Insert the result at BB on Worksheet 22: Inward investor (financial)'s step 4.

Dividing the worldwide debt by the worldwide equity establishes the worldwide gearing ratio.

Step 4.4: Add 1 (one) to the amount at BB (Step 5.3).

Insert the result at CC on Worksheet 22: Inward investor (financial)'s step 4.

Steps 4.4 and 4.5 convert the ratio to a fraction, which is later applied to the entity's net Australian investments.

Step 4.5: Divide the amount at BB by the amount at CC.

Insert the result at DD on Worksheet 22: Inward investor (financial)'s step 4.

 N/A

Step 4.6: Multiply the amount at DD by H.

Insert the result at EE on Worksheet 22: Inward investor (financial)'s step 4.

This applies the ratio, expressed as a fraction, to net Australian investments (H).

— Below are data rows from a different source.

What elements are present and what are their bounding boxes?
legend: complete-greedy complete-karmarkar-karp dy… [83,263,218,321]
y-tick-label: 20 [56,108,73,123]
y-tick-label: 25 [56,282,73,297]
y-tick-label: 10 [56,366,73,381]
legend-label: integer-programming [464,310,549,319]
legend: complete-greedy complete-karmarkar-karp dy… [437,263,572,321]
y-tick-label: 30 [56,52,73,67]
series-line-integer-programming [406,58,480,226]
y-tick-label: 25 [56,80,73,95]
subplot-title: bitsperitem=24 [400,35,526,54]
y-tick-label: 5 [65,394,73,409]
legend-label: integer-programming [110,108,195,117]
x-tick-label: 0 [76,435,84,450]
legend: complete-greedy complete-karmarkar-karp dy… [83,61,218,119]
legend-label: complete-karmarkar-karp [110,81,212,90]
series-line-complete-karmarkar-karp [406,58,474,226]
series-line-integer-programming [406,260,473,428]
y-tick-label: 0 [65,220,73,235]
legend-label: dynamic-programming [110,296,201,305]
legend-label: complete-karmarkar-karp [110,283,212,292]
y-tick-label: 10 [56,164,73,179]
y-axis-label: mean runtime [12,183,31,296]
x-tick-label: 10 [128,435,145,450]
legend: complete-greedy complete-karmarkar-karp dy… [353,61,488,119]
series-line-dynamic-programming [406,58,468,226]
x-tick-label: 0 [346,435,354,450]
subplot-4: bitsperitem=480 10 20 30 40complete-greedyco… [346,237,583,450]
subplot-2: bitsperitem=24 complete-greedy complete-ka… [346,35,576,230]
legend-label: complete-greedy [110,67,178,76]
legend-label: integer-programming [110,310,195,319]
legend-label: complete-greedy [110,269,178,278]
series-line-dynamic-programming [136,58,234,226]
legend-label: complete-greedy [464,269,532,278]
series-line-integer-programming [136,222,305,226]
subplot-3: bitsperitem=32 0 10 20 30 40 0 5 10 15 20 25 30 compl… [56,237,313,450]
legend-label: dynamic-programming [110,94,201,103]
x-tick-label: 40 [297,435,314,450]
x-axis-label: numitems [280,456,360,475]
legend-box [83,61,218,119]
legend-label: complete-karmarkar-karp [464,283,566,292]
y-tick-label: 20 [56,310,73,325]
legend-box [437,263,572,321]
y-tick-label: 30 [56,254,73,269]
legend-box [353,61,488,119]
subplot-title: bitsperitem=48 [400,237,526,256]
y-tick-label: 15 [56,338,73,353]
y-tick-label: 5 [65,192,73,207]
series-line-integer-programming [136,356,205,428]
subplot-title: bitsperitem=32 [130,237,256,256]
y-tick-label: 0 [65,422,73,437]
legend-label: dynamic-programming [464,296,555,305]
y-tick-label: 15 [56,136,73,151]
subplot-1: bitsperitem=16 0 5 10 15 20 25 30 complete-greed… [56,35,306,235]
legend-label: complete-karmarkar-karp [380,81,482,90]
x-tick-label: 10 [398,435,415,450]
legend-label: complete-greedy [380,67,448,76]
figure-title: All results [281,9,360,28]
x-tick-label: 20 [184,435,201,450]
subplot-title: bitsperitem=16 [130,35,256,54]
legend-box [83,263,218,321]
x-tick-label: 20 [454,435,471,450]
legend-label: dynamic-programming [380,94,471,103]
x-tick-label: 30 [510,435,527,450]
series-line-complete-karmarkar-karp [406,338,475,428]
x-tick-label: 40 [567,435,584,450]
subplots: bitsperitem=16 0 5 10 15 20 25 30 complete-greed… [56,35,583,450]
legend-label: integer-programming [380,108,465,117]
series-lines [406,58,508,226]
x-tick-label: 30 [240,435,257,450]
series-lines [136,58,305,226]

This represents the net Australian investments funded by debt and equity, as calculated at H in Worksheet 18: Inward investor (financial)'s step 2.

Step 4.7: Add the average value of the entity’s zero capital amount ZC from Worksheet 18: Inward investor (financial)'s step 2 to the amount at EE.

Insert the amount at FF on Worksheet 22: Inward investor (financial)'s step 4.

 N/A

Step 4.8: If the entity does not have any associate entities that are an outward investing financial entity (non-ADI) or inward investor (financial), insert 0 (zero) at GG on Worksheet 22: Inward investor (financial)'s step 4.

Otherwise, calculate the average value of the entity's associate entity excess amount (refer to the method statement in section 820-920 of the ITAA 1997), insert the amount at GG on Worksheet 22: Inward investor (financial)'s step 4.

This increases the worldwide gearing debt amount by the average associate entity excess amount.

Note: If the entity does not have any associate entities that are outward investing financial entities (non-ADI) or inward investing financial entities (non-ADI), the average associate entity excess amount is zero.

Step 4.9: Calculate the entity's worldwide gearing debt amount by adding the amounts at FF and GG.

The worldwide gearing debt amount represents the fraction of net Australian investments, increased by any associate entity excess amount.

Worksheet 22: Inward investor (financial)'s step 4

Steps

$

Step 4.1: Worldwide debt

(Z) __________

Step 4.2: Worldwide equity

(AA) __________

Step 4.3: Z ÷ AA

(BB) __________

Step 4.4: BB + 1

(CC) __________

Step 4.5: BB ÷ CC

(DD) __________

Step 4.6: Multiply DD by the amount at H on Worksheet 18: Inward investor (financial)'s step 2

(EE) __________

Step 4.7: Add to EE the amount at ZC on Worksheet 18: Inward investor (financial)'s step 2

(FF)

Step 4.8: Average associate entity excess amount

(GG) __________

Step 4.9: Worldwide gearing debt amount (FF + GG)

=      ___________

For more information, see section 820-219 of the ITAA 1997.

Calculating GG: The average associate entity excess amount for the worldwide gearing debt amount

Refer to section 820-920 of the ITAA 1997 for the method statement on how to calculate this amount.

If the entity has no associate entities that are outward investing financial entities (non-ADI) or inward investing financial entities (non-ADI), do not complete this step and show zero at GG on Worksheet 22: Inward investor (financial)'s step 4.

If the entity’s adjusted average debt is equal to or less than this amount, the entity is not disallowed any debt deductions under the thin capitalisation rules. However, if the entity’s adjusted average debt is more than the worldwide gearing amount, you can choose to calculate the safe harbour debt amount under step 2 or apply the third party debt test.

If you do not wish to calculate a safe harbour debt amount or apply the third party debt test, you can use your worldwide gearing debt amount as your maximum allowable debt amount and debt deductions will be disallowed on this basis – see step 5.